We should soundly reject language coming out of the mouths of any of our leaders that feeds a climate of fear and hatred or normalizes racists sentiments; leaders who demonize those who don’t look like us, or suggest that other people, including immigrants, threaten our way of life, or refer to other people as sub-human, or imply that America belongs to just one certain type of people. Such language isn’t new — it’s been at the root of most human tragedy throughout history, here in America and around the world. It is at the root of slavery and Jim Crow, the Holocaust, the genocide in Rwanda and ethnic cleansing in the Balkans. It has no place in our politics and our public life. And it’s time for the overwhelming majority of Americans of goodwill, of every race and faith and political party, to say as much — clearly and unequivocally.

This statement angered Donald Trump. It angered Sean Hannity and Tucker Carlson and Laura Ingraham and many other TV “personalities” at Fox News. It angered Mitch McConnell and many other Republican lawmakers. It angered Robert Jeffress and Jerry Falwell Jr. and David Barton. They responded angrily and defensively, certain that they were being singled out and attacked.

That’s revealing. Because read it again. Obama’s very general statement condemning the language of ethnic superiority and racial division does not mention any of them.
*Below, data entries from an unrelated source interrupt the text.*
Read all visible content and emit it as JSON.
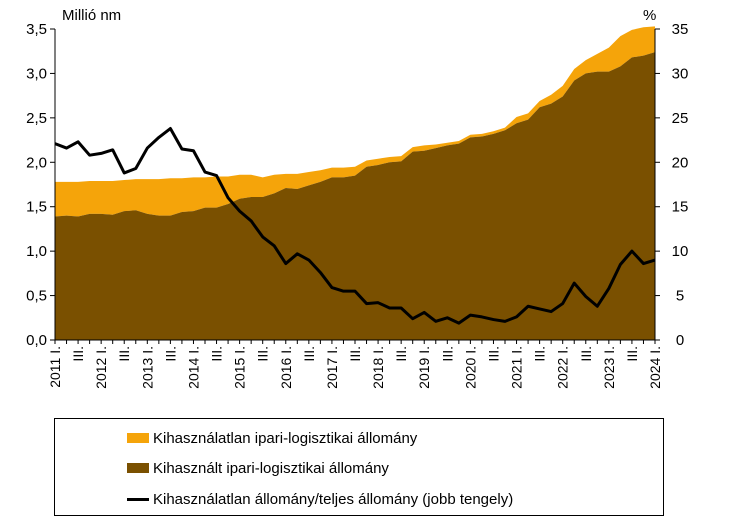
{
  "chart_data": {
    "type": "area",
    "title": "",
    "left_axis_label": "Millió nm",
    "right_axis_label": "%",
    "left_ylim": [
      0,
      3.5
    ],
    "right_ylim": [
      0,
      35
    ],
    "left_ticks": [
      "0,0",
      "0,5",
      "1,0",
      "1,5",
      "2,0",
      "2,5",
      "3,0",
      "3,5"
    ],
    "right_ticks": [
      "0",
      "5",
      "10",
      "15",
      "20",
      "25",
      "30",
      "35"
    ],
    "x_tick_labels": [
      "2011 I.",
      "III.",
      "2012 I.",
      "III.",
      "2013 I.",
      "III.",
      "2014 I.",
      "III.",
      "2015 I.",
      "III.",
      "2016 I.",
      "III.",
      "2017 I.",
      "III.",
      "2018 I.",
      "III.",
      "2019 I.",
      "III.",
      "2020 I.",
      "III.",
      "2021 I.",
      "III.",
      "2022 I.",
      "III.",
      "2023 I.",
      "III.",
      "2024 I."
    ],
    "series": [
      {
        "name": "Kihasznált ipari-logisztikai állomány",
        "type": "area",
        "axis": "left",
        "color": "#7a5000",
        "values": [
          1.39,
          1.4,
          1.39,
          1.42,
          1.42,
          1.41,
          1.45,
          1.46,
          1.42,
          1.4,
          1.4,
          1.44,
          1.45,
          1.49,
          1.49,
          1.53,
          1.59,
          1.61,
          1.61,
          1.65,
          1.71,
          1.7,
          1.74,
          1.78,
          1.83,
          1.83,
          1.85,
          1.95,
          1.97,
          2.0,
          2.01,
          2.12,
          2.13,
          2.16,
          2.19,
          2.21,
          2.28,
          2.29,
          2.32,
          2.36,
          2.44,
          2.48,
          2.62,
          2.66,
          2.74,
          2.92,
          3.0,
          3.02,
          3.02,
          3.08,
          3.18,
          3.2,
          3.24
        ]
      },
      {
        "name": "Kihasználatlan ipari-logisztikai állomány",
        "type": "stacked-area",
        "axis": "left",
        "color": "#f5a40a",
        "totals": [
          1.78,
          1.78,
          1.78,
          1.79,
          1.79,
          1.79,
          1.8,
          1.81,
          1.81,
          1.81,
          1.82,
          1.82,
          1.83,
          1.83,
          1.84,
          1.84,
          1.86,
          1.86,
          1.83,
          1.86,
          1.87,
          1.87,
          1.89,
          1.91,
          1.94,
          1.94,
          1.95,
          2.02,
          2.04,
          2.06,
          2.07,
          2.17,
          2.19,
          2.2,
          2.22,
          2.24,
          2.31,
          2.32,
          2.35,
          2.39,
          2.51,
          2.55,
          2.69,
          2.76,
          2.86,
          3.05,
          3.15,
          3.22,
          3.29,
          3.42,
          3.49,
          3.52,
          3.53
        ]
      },
      {
        "name": "Kihasználatlan állomány/teljes állomány (jobb tengely)",
        "type": "line",
        "axis": "right",
        "color": "#000000",
        "values": [
          22.1,
          21.6,
          22.3,
          20.8,
          21.0,
          21.4,
          18.8,
          19.3,
          21.6,
          22.8,
          23.8,
          21.5,
          21.3,
          18.9,
          18.5,
          16.0,
          14.5,
          13.4,
          11.6,
          10.6,
          8.6,
          9.7,
          9.0,
          7.6,
          5.9,
          5.5,
          5.5,
          4.1,
          4.2,
          3.6,
          3.6,
          2.4,
          3.1,
          2.1,
          2.5,
          1.9,
          2.8,
          2.6,
          2.3,
          2.1,
          2.6,
          3.8,
          3.5,
          3.2,
          4.1,
          6.4,
          4.9,
          3.8,
          5.8,
          8.5,
          10.0,
          8.6,
          9.0
        ]
      }
    ],
    "legend": {
      "placement": "bottom",
      "items": [
        {
          "label": "Kihasználatlan ipari-logisztikai állomány",
          "color": "#f5a40a"
        },
        {
          "label": "Kihasznált ipari-logisztikai állomány",
          "color": "#7a5000"
        },
        {
          "label": "Kihasználatlan állomány/teljes állomány (jobb tengely)",
          "color": "#000000"
        }
      ]
    }
  }
}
It doesn’t mention their names or affiliations. It doesn’t single out or attack anyone by name.

Yet here were all of these folks lining up to insist that they had been named and singled out. They rushed forward to volunteer that this was talking about them.

That’s not wrong, but it’s not wrong only because they chose and continue to choose to make it about them.

These folks are all conceding — heck, they’re bragging — that any time someone seeks to unite “Americans of goodwill” they feel excluded and attacked because they know that this is not a category in which they have ever sought to be included.

• And now some good news for people of goodwill. And it’s not even new news: “Stop building a spaceship to Mars and just plant some damn trees.”

A new study … in the journal Science, offers a sliver of hope for the world: A group of researchers based in Switzerland, Italy, and France found that expanding forests, which sequester carbon dioxide from the atmosphere, could seriously make up for humans’ toxic carbon emissions.

In 2018, the United Nations’ Intergovernmental Panel on Climate Change, the world’s foremost authority on climate, estimated that we’d need to plant 1 billion hectares of forest by 2050 to keep the globe from warming a full 1.5 degrees Celsius over pre-industrial levels. (One hectare is about twice the size of a football field.) Not only is that “undoubtedly achievable,” according to the study’s authors, but global tree restoration is “our most effective climate change solution to date.”

So let me again recommend Jean Giono’s lovely little parable, The Man Who Planted Trees. It’s beautiful and one-sitting short. It is both about hope and a source thereof.

There is, however, something of a fairy-tale atmosphere in Giono’s story. The holy fool of the title works his hopeful magic in the countryside and wilderness, and those storybook regions aren’t as accessible or available to most of us the way they were to such a person a century ago in Alpine France. The challenge for us, in other words, isn’t just about paying for a billion hectares worth of acorns. The greater obstacle is that any given billion hectares of land is likely “owned” by some short-term-profit-sucking vampire who’s probably more interested in fracking than in planting trees and who would almost certainly have The Man Who Planted Trees arrested for trespassing.